The rising slopes bordering the sides of a stream channel.

Gradient

The steepness or vertical drop of a stream over a specific distance. A tumbling mountain stream near the continental divide may drop 50 meters or more per kilometer, whereas a river in the upper Great Plains, like the Yellowstone River in eastern Montana, has much lower gradient of about 0.5 meters per kilometer. Considerably lower yet is the gradient of the lower Mississippi River, which has a gradient of 0.01 meters (1 cm) per kilometer.

tributaries

The term river is commonly used for any large stream fed by smaller ones.

water table

The top surface of the zone of saturation; the water table separates this zone from the zone of aeration above.

suspended load

The total mass of a stream's sediment load that is carried within the flow by turbulence and is free from contact with the streambed. Clay and silt are small enough that even the slight turbulence of a slow stream keeps them in suspension. A rapidly flowing stream can carry sand in suspension.

bed load

The total mass of a stream's sediment load that is transported along the bottom or in intermittent contact with the bottom of the streambed. Sand also can move as part of the bed load by rolling or bouncing along the bottom while being carried downstream by the current between bounces.

dissolved load

The total mass of ions dissolved in and carried by a stream at any one time; the ions are derived from chemical weathering. A stream's ability to carry dissolved ions depends mostly on its discharge, its pH, and the geology over which the stream flows. A stream flowing over volcanic bedrock will have a higher dissolved load than the same stream flowing over quartzite bedrock, because the volcanic rock is more chemically reactive than the quartzite. Although dissolved ions are invisible, they comprise more than half of the total load carried by some rivers.

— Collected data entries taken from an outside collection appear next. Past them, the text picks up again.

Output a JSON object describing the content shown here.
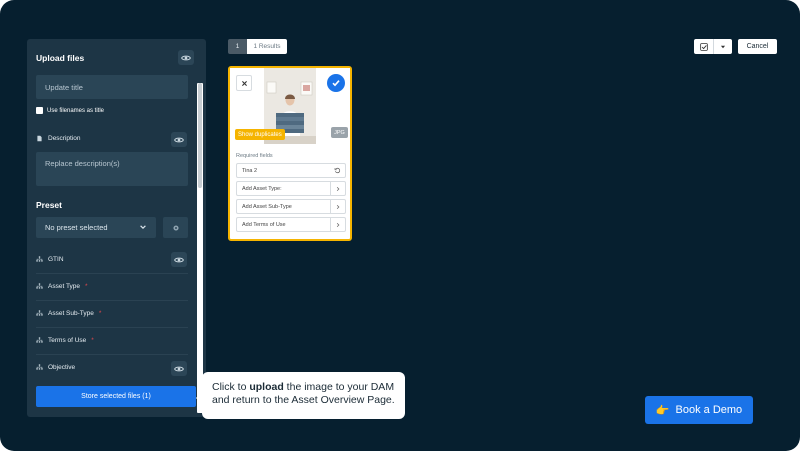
{
  "upload_panel": {
    "title": "Upload files",
    "title_placeholder": "Update title",
    "use_filenames_label": "Use filenames as title",
    "description_label": "Description",
    "description_placeholder": "Replace description(s)",
    "preset_title": "Preset",
    "preset_value": "No preset selected",
    "fields": [
      {
        "label": "GTIN",
        "required": false
      },
      {
        "label": "Asset Type",
        "required": true
      },
      {
        "label": "Asset Sub-Type",
        "required": true
      },
      {
        "label": "Terms of Use",
        "required": true
      },
      {
        "label": "Objective",
        "required": false
      }
    ],
    "required_mark": "*",
    "store_button": "Store selected files  (1)"
  },
  "tooltip": {
    "before": "Click to ",
    "bold": "upload",
    "after": " the image to your DAM and return to the Asset Overview Page."
  },
  "toolbar": {
    "count": "1",
    "results": "1 Results",
    "cancel": "Cancel"
  },
  "asset_card": {
    "duplicates_badge": "Show duplicates",
    "file_type": "JPG",
    "required_fields_label": "Required fields",
    "title_value": "Tina 2",
    "add_asset_type": "Add Asset Type:",
    "add_asset_subtype": "Add Asset Sub-Type",
    "add_terms": "Add Terms of Use"
  },
  "demo": {
    "label": "Book a Demo",
    "emoji": "👉"
  },
  "colors": {
    "background": "#061f2f",
    "panel": "#1d3545",
    "accent": "#1a73e8",
    "highlight": "#f5b400"
  }
}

More commonly, however, dissolved ions make up less than 20 percent of the total load.

delta top

The upper surface of a delta, including the parts above and below water.

Discharge

The volume of water flowing downstream over a specified period of time, usually measured in units of cubic meters per second (m3/sec) or cubic feet per second (cfs). At a given point in a stream, the velocity of its water increases when its discharge increases. Thus, a stream flows faster during flood, even though its gradient is unchanged. A stream's discharge can change dramatically from month to month or even during a single day.

recharge

To replenish an aquifer by the addition of water.

superheated water

Water that has a temperature above the boiling point but that does not boil because it is under pressure.